Era uma sepultura acima do solo, aberta, vazia... Estaria esperando um corpo ou teria esvaziado outro? Os três palermas ficaram diante do buraco, daquele vazio na horizontal. Dada a claridade do dia, não conseguíamos enxergar o fundo, apenas a pequena entrada.

É claro, alguém teria que dizer:

- Quem tem coragem de entrar sozinho lá dentro?

Não houve resposta. Sei apenas que eu trazia uma jaqueta nos braços. Tião Miranda pegou-a num átimo e jogou-a dentro da sepultura vazia. Pelo ruído que fez, deu para perceber que a jaqueta foi parar no fundo escuro. Agora eu iria lá à força ou teria que explicar um desaparecimento pouco provável, em casa, de minha jaqueta.

- E agora zoavam meus companheiros você não é o degas? Mostra que é homem e vai lá buscar a sua jaquetinha azul!

Era um desafio e tanto. Respirei fundo, agachei-me e principiei a entrar na sepultura. Se não fosse nunca mais veria minha blusa, presente de madrinha. Pior: passaria por um maricas. Quando pus a mão no chão, Gogofredo gritou baixinho:

- Lá vem o coveiro. Vamos sair daqui de fininho. Rápido!

O homem da pá não percebeu nada. Saímos do cemitério. Os dois rindo, e eu amargando uma jaqueta perdida. Voltamos às nossas casas. Ninguém notou nem perguntou nada. Passou a tarde, bem devagarzinho. Noite sem-graça, salvo o “Balança Mas Não Cai” da Rádio Nacional. Fui pra cama. Desconforto. E era Quaresma!

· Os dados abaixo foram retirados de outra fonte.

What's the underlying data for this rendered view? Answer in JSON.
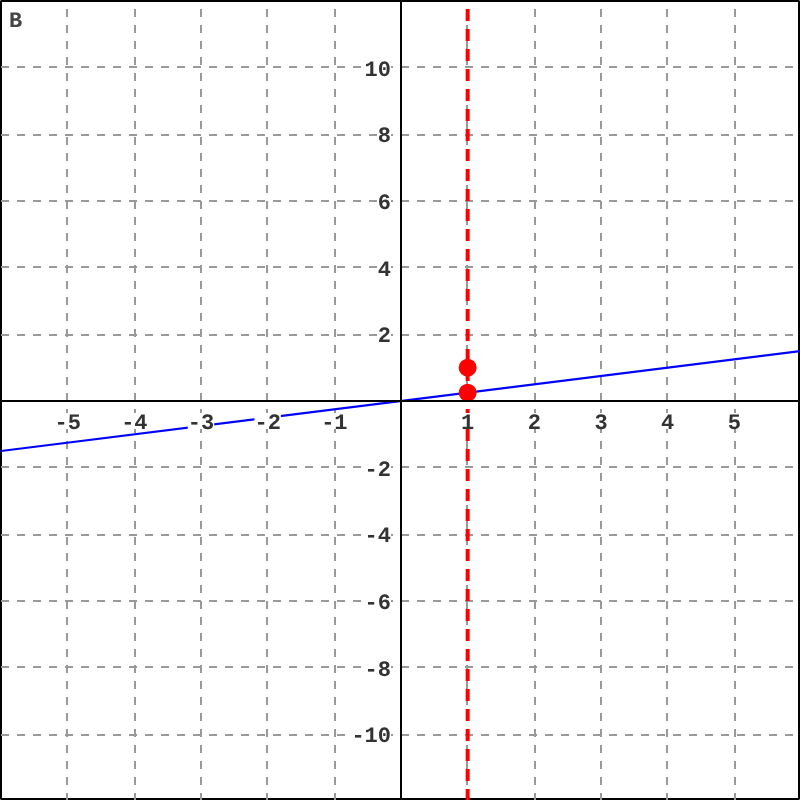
{
  "chart_data": {
    "type": "line",
    "title": "B",
    "xlim": [
      -6,
      6
    ],
    "ylim": [
      -12,
      12
    ],
    "xticks": [
      -5,
      -4,
      -3,
      -2,
      -1,
      1,
      2,
      3,
      4,
      5
    ],
    "yticks": [
      -10,
      -8,
      -6,
      -4,
      -2,
      2,
      4,
      6,
      8,
      10
    ],
    "grid": true,
    "series": [
      {
        "color": "#0000ff",
        "x": [
          -6,
          6
        ],
        "values": [
          -1.5,
          1.5
        ],
        "marker": "none"
      },
      {
        "type": "scatter",
        "color": "#ff0000",
        "x": [
          1,
          1
        ],
        "values": [
          1,
          0.25
        ],
        "marker": "circle"
      }
    ],
    "ref_lines": [
      {
        "axis": "x",
        "value": 1,
        "label": null,
        "color": "#ff0000",
        "line_style": "dashed"
      }
    ]
  }
}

Na manhã seguinte, disse que iria ao Clube dos Bagres. Que nada! Sozinho, me dirigi ao cemitério com o firme propósito de resgatar a jaqueta.

Quando me aproximei da sepultura, o susto diante do inesperado: estavam justamente ali, naquele exato momento, sepultando um caixão que empurraria e esconderia, perpetuamente, a minha vestimenta. Não dei um pio, mas lamentei bastante a falta de sorte. Compadeci-me da velha senhora que chorava. Quase que eu chorei também, mas por motivo diferente.

Fui para casa. Veio a Semana Santa. Sexta-Feira da Paixão. Páscoa.

Na fila do confessionário, domingo pela manhã, o dilema: contar ou não ao padre o ocorrido?

No momento da confissão, disse apenas que eu havia jogado umas pedrinhas numa sepultura vazia; o padre, sonolento, asseverou-me não sei bem o quê e me safei do fogo do inferno, ou da brasa do purgatório, com 5 Ave-Marias e 1 Pai Nosso.

Voltei mais aliviado para casa.

O que restou? O fato de hoje eu saber que há restos mortais de alguém junto à minha jaqueta, numa sepultura do Cemitério da Saudade, em Franca. Sei-lhe o nome. Conheço a família, mas nunca revelei a ninguém... E nem o farei. O que mais me incomoda é que havia no bolso da jaqueta uma identificação escolar minha, da UESF (União dos Estudantes Secundários de Franca). Lá no fundo da sepultura, até hoje, jaz minha foto com dois olhos abertos... E assustados, acho eu.

Tião Miranda morreu.

Godofredo morreu.

Só eu e você, leitor, sabemos desse ocorrido. Caluda!